During a conversation with my 23-year-old son, he told me that a lot of his friends like our new pope. This isn’t the measure of the greatness of the man, but it is good to see some of Pope Francis’ major themes resonating with the young. Among the most prominent of these themes, something that rings true with a generation struggling to gain financial footing during a time of extended economic turmoil, is the pope’s concern for the poor.
The pope went so far as to challenge us to go and touch those in greatest need. This can be frightening because the places where the poor live can be unsafe. The people who run a mission in an impoverished neighborhood in Buffalo make sure there is someone waiting to take your donations because sitting for a time with a car full of material goods can be dangerous.
I got to meet the poor in a profound way during two medical missions with the Guatemala Healing Hands Foundation (guatemalahands.org). My wife is a physical therapist, and she joined a group of doctors, therapists and nurses who did amazing work treating and teaching the people of that beautiful country. I went along as a helper, doing whatever didn’t require specialized training.
Here are some of the non-tangible gifts I received from the people I traveled to serve. One is patience. They could sit peacefully for hours as they waited to be seen by a doctor who may or may not be able to help them. Therefore, I can certainly wait 10 minutes quietly in the drive-thru to get my medium coffee.
Another is a sense of family responsibility that I think has disappeared in much of the Western world. In Guatemala, family unity is a survival tactic. We saw small children with their parents and grandparents washing produce in rural streams before bagging it for transport to the capital city. This produce is the main source of income, and when it is time to harvest and prepare it for sale, it’s all hands on deck. Also, when children were brought to our hospital, the vast majority were brought by two parents. This was the case even when families had to travel long distances by bus.
A third gift was seeing that poverty is not a concept. People live in it, and the Guatemalans put a face on it. Often times that face was smiling, and when we took their children into surgery it was hopeful. And when I wheeled their children from the recovery room and lifted them into a bed, it was grateful.
The biggest lesson I learned from meeting the poor was gratitude. It’s shocking to have a father hand you his 9-year-old son who weighs only 30 pounds, his undernourished body far from reaching its healthy potential. Or to visit a village and help the residents build outhouses, with materials we supplied, for family compounds and to realize they have lived for generations without any sanitary facilities. Running water, in the form of a single hose, arrived only a few years ago. The only tools available were a shovel, a bucket and a machete, which was used to cut the concrete block (I failed miserably at this task).

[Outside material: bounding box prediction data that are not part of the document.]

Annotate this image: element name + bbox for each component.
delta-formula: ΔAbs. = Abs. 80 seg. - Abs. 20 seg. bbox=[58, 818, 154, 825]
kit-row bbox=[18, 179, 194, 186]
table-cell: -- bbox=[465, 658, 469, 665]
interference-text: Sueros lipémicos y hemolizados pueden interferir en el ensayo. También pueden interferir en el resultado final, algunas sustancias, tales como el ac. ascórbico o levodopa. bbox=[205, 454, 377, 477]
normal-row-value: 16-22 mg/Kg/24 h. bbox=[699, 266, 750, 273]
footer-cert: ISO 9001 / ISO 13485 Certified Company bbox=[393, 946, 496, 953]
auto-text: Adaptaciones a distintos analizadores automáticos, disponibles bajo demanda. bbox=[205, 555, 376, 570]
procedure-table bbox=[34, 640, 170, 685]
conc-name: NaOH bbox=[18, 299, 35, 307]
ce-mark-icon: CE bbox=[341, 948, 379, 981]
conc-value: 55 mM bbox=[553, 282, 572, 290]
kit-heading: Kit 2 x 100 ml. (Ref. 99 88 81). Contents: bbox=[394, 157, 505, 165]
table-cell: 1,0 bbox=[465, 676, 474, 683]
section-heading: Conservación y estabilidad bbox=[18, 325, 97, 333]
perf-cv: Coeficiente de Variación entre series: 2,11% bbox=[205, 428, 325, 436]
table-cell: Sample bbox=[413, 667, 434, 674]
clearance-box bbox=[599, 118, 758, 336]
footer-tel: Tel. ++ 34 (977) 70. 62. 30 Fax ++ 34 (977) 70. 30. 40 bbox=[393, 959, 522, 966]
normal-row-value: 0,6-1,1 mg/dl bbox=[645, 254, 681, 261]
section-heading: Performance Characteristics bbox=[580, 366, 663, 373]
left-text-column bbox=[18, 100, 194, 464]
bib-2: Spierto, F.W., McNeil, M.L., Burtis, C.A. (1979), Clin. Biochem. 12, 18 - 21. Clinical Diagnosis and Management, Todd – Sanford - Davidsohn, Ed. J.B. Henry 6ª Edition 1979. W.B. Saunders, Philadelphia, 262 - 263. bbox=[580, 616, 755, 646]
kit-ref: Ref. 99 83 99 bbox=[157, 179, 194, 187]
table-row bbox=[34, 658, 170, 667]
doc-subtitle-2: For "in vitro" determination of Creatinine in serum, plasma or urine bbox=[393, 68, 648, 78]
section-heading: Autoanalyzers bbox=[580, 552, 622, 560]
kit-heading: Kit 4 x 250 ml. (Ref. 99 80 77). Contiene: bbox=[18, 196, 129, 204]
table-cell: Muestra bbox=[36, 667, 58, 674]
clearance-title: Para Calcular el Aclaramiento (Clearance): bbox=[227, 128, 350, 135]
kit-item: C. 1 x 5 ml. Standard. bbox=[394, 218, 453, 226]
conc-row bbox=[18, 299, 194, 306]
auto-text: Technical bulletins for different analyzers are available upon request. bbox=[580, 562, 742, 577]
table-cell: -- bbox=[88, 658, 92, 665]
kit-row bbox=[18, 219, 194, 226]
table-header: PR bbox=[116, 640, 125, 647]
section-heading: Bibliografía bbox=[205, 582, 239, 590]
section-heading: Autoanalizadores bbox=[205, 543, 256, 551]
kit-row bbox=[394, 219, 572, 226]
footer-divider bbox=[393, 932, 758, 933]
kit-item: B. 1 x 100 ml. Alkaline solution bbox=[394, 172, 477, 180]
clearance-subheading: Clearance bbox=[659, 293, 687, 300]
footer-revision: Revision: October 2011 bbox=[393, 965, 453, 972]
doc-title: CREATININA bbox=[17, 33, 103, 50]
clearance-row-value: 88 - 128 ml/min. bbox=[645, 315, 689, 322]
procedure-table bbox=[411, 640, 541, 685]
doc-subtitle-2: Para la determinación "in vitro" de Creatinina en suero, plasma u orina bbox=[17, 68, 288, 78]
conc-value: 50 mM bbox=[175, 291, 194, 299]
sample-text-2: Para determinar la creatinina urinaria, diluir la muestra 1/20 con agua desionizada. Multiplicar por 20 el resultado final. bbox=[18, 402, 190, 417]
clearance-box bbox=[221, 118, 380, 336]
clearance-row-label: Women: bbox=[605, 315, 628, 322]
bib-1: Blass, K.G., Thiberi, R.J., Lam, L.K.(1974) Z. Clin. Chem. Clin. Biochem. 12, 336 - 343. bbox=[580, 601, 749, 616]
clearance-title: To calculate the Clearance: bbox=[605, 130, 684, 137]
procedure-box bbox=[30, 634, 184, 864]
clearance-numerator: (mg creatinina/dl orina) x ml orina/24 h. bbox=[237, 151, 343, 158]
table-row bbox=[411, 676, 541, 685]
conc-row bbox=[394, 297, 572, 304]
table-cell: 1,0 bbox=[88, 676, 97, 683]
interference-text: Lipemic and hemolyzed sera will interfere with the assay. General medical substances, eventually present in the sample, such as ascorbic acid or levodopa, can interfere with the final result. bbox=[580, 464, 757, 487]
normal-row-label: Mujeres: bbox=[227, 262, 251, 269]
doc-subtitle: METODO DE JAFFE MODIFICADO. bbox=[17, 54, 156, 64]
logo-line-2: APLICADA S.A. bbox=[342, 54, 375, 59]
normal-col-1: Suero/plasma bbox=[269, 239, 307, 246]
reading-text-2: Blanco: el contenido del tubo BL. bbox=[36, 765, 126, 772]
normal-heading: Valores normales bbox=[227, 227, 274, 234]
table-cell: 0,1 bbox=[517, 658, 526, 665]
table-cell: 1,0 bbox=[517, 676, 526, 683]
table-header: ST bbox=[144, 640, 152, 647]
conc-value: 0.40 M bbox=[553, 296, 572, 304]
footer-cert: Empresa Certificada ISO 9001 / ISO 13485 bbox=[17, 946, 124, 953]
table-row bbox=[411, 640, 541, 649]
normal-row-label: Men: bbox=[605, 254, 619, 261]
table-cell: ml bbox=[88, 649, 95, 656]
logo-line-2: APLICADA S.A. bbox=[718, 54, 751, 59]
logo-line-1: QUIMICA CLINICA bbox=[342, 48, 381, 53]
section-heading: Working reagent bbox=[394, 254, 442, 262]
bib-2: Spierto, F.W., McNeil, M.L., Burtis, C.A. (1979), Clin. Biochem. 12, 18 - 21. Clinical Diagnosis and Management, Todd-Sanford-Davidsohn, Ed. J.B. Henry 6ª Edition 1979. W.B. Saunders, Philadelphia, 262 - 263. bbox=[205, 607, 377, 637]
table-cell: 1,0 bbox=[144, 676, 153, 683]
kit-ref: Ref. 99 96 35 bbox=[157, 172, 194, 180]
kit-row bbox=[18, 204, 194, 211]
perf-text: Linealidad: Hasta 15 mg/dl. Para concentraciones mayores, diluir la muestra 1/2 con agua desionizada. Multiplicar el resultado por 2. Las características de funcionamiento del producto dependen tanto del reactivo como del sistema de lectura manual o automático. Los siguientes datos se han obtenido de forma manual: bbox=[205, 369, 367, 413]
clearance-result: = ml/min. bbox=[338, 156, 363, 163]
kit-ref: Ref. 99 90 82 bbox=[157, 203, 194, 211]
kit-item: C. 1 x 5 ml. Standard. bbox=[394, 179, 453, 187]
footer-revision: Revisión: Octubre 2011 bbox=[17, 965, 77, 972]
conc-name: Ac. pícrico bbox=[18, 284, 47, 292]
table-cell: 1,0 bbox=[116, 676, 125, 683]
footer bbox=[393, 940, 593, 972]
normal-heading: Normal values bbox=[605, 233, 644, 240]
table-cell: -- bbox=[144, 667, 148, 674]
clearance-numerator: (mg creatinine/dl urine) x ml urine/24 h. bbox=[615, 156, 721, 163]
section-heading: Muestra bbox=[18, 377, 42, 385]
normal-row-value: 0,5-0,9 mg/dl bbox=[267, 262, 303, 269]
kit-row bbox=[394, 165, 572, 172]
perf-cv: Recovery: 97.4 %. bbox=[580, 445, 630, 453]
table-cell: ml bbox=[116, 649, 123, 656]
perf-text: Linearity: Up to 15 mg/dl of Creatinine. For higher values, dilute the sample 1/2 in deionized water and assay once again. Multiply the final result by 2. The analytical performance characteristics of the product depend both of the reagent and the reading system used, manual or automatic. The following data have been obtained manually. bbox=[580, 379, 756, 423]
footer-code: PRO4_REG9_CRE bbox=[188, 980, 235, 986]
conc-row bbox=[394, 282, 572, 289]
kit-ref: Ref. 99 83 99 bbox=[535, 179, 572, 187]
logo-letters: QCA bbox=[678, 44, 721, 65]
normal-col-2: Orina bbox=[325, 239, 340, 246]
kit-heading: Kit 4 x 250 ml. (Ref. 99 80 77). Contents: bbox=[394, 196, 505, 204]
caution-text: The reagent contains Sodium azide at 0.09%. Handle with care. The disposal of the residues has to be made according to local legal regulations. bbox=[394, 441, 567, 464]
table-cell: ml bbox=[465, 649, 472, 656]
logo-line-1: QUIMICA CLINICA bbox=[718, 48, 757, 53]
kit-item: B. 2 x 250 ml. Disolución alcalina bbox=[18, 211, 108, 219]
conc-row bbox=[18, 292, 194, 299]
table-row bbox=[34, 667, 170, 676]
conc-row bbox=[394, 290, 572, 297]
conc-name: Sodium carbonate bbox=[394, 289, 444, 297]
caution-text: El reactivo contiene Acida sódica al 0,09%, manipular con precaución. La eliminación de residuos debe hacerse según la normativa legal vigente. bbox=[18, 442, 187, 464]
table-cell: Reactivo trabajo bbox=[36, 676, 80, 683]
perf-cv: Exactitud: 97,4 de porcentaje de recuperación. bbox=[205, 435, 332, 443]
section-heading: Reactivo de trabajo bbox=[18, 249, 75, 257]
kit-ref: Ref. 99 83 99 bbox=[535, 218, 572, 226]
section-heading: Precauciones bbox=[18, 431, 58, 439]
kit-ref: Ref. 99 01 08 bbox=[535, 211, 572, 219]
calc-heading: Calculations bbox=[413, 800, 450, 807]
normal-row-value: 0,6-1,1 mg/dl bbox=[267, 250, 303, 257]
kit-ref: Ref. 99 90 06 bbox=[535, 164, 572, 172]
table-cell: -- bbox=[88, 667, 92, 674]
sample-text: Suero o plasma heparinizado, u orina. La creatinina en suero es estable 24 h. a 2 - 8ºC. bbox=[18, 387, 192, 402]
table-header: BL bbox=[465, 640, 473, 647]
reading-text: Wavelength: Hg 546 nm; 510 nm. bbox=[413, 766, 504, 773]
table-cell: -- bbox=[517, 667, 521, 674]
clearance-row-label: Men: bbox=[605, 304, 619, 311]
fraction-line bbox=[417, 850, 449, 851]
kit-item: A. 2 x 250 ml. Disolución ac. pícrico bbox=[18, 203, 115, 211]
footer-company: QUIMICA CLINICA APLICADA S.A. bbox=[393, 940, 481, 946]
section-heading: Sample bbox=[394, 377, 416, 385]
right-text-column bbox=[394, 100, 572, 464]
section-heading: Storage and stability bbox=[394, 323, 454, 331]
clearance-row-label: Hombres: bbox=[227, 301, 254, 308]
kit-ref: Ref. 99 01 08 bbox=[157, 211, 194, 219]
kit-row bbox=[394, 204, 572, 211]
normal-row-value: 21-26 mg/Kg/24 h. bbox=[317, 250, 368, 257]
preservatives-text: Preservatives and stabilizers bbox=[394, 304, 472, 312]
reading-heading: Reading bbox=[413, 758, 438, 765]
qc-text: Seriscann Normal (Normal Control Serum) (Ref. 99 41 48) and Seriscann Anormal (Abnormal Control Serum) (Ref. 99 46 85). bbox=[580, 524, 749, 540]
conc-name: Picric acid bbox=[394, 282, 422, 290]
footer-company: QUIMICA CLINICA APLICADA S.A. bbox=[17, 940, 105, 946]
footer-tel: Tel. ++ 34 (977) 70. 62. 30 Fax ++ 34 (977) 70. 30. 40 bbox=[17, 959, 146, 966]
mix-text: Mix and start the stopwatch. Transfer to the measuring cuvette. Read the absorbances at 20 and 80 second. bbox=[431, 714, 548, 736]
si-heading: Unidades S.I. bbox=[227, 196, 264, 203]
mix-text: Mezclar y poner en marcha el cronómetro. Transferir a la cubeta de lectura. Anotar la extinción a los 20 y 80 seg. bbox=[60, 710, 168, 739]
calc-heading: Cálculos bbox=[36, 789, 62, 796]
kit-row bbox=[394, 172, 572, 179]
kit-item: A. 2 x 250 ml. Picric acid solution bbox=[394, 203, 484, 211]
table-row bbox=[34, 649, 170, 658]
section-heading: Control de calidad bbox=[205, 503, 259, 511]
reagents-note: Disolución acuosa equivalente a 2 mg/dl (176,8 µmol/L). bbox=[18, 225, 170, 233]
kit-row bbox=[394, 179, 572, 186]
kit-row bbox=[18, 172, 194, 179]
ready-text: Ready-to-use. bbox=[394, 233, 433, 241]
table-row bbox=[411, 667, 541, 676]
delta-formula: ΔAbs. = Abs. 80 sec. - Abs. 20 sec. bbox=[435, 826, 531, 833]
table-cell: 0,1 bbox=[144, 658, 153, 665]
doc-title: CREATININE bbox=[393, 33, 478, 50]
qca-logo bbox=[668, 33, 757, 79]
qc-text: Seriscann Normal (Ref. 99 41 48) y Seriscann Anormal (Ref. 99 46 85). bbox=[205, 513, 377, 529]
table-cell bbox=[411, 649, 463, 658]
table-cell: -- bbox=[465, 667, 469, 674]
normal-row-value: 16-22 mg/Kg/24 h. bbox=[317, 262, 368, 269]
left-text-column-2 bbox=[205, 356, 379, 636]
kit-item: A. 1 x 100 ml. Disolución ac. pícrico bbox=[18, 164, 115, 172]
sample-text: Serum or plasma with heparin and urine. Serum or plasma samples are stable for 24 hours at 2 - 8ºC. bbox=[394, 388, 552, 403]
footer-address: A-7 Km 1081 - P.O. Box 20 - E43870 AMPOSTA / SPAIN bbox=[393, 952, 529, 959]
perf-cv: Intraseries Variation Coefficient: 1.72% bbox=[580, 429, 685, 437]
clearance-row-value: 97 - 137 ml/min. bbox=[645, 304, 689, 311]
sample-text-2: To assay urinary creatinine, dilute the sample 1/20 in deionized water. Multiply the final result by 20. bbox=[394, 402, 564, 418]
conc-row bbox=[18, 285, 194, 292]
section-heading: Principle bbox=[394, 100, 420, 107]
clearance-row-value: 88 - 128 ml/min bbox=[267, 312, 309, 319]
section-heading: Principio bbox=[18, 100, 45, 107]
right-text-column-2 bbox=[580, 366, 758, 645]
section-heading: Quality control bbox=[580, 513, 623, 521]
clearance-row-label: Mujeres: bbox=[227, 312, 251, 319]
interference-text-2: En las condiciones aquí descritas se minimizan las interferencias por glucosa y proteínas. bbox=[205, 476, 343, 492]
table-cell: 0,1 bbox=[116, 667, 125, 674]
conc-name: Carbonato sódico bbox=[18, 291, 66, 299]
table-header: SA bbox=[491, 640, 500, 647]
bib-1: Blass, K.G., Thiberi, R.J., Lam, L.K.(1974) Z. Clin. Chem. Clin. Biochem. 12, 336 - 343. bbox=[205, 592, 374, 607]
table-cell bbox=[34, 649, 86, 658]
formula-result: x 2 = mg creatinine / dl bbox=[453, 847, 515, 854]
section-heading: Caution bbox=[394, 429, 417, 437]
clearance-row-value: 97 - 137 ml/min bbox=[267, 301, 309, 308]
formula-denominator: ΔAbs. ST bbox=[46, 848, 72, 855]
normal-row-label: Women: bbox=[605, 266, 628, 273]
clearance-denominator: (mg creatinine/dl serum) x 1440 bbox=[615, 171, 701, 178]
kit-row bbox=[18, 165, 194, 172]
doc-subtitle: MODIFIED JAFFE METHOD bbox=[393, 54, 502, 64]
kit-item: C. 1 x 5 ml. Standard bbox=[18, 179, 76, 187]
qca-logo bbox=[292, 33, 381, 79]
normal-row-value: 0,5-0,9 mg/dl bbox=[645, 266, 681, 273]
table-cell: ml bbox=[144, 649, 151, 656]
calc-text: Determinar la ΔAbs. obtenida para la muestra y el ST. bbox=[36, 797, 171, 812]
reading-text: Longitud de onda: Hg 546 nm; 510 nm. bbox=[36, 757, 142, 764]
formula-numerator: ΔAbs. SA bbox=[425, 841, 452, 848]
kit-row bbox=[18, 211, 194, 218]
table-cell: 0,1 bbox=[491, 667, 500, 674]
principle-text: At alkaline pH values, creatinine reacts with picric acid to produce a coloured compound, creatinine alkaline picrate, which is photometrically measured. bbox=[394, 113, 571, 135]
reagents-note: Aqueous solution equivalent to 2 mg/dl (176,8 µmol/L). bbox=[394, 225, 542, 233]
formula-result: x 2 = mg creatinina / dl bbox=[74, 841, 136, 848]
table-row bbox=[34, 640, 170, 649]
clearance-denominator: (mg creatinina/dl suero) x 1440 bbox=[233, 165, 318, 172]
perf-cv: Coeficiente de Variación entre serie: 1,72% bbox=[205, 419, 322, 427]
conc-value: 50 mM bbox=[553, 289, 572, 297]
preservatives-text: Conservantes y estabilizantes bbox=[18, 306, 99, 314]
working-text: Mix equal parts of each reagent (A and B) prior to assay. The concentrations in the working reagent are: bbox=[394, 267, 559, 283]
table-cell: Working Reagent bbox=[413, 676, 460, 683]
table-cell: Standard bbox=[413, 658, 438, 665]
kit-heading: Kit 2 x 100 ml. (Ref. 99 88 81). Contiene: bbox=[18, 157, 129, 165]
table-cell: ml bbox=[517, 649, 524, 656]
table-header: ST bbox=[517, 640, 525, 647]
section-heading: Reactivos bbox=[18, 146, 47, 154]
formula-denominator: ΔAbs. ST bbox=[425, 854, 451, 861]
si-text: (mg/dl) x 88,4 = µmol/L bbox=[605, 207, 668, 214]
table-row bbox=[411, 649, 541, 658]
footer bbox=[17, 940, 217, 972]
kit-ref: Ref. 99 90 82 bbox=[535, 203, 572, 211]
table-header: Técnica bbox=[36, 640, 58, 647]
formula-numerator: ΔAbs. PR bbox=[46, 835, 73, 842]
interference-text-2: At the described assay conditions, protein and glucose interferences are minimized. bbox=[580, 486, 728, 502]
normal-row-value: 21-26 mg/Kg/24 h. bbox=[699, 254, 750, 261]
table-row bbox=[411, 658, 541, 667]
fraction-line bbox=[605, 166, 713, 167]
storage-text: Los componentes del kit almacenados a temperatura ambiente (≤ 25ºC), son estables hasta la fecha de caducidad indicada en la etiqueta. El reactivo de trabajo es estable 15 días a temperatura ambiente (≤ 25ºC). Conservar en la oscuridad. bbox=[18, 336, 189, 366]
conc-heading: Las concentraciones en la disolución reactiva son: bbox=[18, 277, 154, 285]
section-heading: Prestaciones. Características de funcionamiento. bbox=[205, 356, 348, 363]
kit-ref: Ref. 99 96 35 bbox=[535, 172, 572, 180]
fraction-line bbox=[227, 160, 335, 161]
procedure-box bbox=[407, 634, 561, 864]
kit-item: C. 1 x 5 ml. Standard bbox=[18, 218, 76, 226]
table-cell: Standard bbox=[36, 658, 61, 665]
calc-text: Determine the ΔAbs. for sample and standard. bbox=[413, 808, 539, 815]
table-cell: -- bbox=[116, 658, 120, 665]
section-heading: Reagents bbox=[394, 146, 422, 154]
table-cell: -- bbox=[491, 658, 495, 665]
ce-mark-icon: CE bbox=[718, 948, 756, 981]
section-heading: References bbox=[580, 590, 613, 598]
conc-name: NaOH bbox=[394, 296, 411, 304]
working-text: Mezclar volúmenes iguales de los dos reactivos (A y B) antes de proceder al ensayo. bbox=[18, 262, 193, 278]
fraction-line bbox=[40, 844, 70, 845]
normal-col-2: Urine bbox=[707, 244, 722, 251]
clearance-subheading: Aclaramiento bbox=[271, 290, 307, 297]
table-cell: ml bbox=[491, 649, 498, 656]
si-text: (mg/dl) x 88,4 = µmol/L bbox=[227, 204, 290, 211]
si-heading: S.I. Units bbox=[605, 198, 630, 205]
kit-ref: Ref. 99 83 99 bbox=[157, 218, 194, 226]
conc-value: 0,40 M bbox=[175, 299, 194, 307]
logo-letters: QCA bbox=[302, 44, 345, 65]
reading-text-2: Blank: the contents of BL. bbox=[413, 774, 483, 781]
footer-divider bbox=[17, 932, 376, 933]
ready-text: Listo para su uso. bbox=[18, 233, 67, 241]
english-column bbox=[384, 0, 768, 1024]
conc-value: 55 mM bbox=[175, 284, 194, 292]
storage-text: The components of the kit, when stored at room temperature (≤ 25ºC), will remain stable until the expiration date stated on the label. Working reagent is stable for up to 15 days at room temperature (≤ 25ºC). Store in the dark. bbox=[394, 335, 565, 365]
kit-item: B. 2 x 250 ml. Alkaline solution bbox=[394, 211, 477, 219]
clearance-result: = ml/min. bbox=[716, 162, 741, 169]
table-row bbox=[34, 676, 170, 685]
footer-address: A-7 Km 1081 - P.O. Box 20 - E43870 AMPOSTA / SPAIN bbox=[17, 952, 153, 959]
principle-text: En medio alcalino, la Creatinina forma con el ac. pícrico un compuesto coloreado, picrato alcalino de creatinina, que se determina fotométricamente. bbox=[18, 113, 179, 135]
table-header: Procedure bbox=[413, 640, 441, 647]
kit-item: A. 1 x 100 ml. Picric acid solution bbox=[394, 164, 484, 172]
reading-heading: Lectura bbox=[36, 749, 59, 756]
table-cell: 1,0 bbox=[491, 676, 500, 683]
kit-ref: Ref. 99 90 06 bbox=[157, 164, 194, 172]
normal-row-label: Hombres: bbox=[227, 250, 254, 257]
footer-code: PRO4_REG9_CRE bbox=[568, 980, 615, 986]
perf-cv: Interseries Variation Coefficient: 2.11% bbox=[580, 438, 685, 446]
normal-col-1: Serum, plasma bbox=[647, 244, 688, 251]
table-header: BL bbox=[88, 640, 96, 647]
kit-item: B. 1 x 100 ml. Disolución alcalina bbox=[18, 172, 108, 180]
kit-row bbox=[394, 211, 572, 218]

At the end of the day, the grateful villagers fed us their finest meal, a huge sacrifice in a place where there is not food for the table every day.
Yet we didn’t have to go to Central America to encounter the needy. My family lives outside Buffalo, the country’s second poorest city behind Detroit. My wife treats the working poor in her office every day. They teach the left hand to do things the right can no longer do so they don’t have to take off a day of precious work. They come in petrified about losing their jobs, often working through pain. My wife calls it Guatemala in Buffalo and does what she can to help them keep their families fed.
I know firsthand that things are tough out there. I’m a print journalist and you are reading this online, for free. Work tomorrow is not guaranteed. But I also know that touching the poor changed me.
Pope Francis understands this. It’s why he said in an address in early August to people in Argentina, “Your heart, when you meet those most in need, will begin to grow, grow, grow! Because the meeting multiplies our capacity to love. The encounter with the other enlarges the heart.”
This struck me recently at Mass. In that day’s Gospel, Jesus relates the story of the man who was building bigger silos to store his excess grain, and is told his life was going to be asked of him that night. The priest said it was not the size of the wallet that would make it hard for the rich man to enter the Kingdom of Heaven, but the attitude of the man toward his riches.
The pope’s exhortations should not be viewed as a burden or a threat to our security but as a way of changing our hearts so that we might enter heaven. That should appeal to everyone, rich and poor, old and young.